Sementara itu Nicholson (1962:76-77) menegaskan bahwa pengertian kasidah itu berpusat pada masalah bentuk struktur, persajakan akhir, dan jumlah baitnya. Yang mirip dengan Nicholson di atas ialah pendapat Houtsma (1927:952) yang mengatakan bahwa kasidah merupakan sebuah istilah yang menunjukkan suatu jenis sya’ir yang sangat panjang. Kata kasidah itu sendiri menunjukkan kepada fungsinya, yaitu ditujukkan untuk memuji (“madaha”) kabilahnya atau seseorang, sehingga si penyair beroleh suatu hadiah, atau dimaksudkan untuk mencela suatu kabilah atau seseorang yang dibencinya.
Selanjutnya Houtsma dalam Syihabuddin (1997:17) menegaskan bahwa sebuah kasidah memiliki struktur penceritaan tertentu. Yaitu ia diawali dengan unsur “nasib” atau “gazal” (kerinduan kepada kekasih, kampung halaman, atau berupa percintaan). Setelah itu dilanjutkan kepada unsur kedua berupa gambaran petualangannya dan perjalanannya tatkala pergi menuju kekasihnya dan kampung halamannya. Pada bagian inilah biasanya si penyair menggambarkan kehebatan kudanya, untanya, keganasan padang pasir, dan keberaniannya dalam menghadang bintang buas. Kemudian unsur kedua ini diikuti unsur ketiga berupa inti kasidahnya, yaitu memuji atau mencela seseorang atau suatu kabilah. Kemudian kasidahnya ditutup dengan ajaran-ajaran moral.
Namun dalam perkembangan selanjutnya, kasidah tidak lagi memegang seluruh konvensi di atas. Di antara konvensi yang ditinggalkannya ialah struktur penceritaan kasidah. Dan sebagian penyair pun menggunakan konvensi secara lebih longgar.
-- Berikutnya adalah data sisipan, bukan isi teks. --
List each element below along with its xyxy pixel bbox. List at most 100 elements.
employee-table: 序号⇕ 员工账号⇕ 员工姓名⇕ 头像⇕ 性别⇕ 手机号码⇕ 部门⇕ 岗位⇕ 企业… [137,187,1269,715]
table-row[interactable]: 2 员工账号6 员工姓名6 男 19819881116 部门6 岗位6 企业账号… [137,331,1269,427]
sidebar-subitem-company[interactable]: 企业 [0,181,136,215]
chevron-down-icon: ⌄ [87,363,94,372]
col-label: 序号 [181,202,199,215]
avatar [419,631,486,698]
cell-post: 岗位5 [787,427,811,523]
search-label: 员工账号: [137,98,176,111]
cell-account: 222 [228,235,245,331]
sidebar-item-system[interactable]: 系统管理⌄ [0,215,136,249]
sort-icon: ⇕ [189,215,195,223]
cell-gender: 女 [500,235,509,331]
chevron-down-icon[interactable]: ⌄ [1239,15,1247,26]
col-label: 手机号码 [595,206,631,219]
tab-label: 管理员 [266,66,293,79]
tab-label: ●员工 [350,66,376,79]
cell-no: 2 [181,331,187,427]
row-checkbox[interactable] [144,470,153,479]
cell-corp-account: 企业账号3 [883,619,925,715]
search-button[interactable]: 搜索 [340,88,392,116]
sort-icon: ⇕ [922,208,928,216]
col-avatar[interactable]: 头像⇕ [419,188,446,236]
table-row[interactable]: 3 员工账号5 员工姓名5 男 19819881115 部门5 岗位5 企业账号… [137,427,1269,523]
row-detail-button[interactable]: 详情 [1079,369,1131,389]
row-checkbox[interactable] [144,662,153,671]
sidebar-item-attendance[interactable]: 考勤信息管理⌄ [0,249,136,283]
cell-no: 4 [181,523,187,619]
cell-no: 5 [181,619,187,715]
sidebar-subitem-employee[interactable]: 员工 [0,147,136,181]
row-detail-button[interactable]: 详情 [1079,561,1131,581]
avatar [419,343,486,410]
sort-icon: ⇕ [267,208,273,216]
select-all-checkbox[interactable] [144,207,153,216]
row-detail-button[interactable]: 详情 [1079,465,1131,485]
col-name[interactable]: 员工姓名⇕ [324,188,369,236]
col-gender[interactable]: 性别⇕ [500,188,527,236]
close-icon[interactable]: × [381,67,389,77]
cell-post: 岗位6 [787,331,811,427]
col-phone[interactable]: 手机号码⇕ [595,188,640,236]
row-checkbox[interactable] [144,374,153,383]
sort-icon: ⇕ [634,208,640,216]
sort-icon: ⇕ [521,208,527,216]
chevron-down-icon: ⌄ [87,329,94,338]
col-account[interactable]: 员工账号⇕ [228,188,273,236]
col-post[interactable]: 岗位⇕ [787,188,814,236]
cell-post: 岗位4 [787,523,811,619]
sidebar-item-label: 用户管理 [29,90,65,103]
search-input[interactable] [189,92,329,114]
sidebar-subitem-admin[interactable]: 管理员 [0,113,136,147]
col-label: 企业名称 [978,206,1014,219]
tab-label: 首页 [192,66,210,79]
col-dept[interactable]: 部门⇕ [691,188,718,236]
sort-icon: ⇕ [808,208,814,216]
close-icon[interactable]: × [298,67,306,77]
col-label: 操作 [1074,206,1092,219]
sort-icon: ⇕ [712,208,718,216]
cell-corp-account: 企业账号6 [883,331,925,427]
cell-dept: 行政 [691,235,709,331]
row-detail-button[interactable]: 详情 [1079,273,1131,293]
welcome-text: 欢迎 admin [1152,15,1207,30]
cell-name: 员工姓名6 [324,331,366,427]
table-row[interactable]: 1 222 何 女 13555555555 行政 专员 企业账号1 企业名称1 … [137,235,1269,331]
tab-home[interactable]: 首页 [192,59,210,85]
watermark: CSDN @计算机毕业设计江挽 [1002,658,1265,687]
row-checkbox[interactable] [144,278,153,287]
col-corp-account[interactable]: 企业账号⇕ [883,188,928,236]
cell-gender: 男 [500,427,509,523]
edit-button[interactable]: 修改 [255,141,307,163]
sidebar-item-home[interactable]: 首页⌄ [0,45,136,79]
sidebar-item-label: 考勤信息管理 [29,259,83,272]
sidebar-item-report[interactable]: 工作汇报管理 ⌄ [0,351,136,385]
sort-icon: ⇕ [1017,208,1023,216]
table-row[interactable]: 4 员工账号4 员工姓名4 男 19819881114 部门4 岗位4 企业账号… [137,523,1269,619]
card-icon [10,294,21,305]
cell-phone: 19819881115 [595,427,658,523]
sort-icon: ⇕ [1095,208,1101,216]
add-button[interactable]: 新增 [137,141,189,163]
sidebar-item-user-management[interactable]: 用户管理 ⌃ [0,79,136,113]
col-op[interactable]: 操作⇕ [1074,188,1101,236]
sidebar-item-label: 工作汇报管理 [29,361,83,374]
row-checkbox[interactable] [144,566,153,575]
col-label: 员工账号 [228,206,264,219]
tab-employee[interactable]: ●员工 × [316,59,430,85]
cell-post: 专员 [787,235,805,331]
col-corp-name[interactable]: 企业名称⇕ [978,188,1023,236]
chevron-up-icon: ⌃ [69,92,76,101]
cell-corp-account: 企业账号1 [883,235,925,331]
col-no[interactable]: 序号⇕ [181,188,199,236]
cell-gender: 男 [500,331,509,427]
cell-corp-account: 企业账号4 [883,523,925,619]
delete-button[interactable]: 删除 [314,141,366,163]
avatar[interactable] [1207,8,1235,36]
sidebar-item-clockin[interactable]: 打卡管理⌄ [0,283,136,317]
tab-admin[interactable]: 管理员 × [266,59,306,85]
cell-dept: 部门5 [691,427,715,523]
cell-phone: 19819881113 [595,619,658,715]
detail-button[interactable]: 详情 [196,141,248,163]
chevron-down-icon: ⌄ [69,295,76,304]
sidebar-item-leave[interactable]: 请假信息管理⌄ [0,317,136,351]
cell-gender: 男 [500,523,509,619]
Hal ini terjadi pada perkembangan syair periode modern.
Dengan demikian, dapatlah ditegaskan bahwa kasidah sebelum periode modern merupakan syair panjang yang terikat oleh konvensi ‘arudl, bersifat madah (ode) atau hija’ (satire), dan memiliki struktur penceriataan yang terdiri atas tiga unsur sehingga menjadikannya panjang. Dewasa ini konvensi tersebut tidak lagi dipegang seketat pada periode sebelum modern.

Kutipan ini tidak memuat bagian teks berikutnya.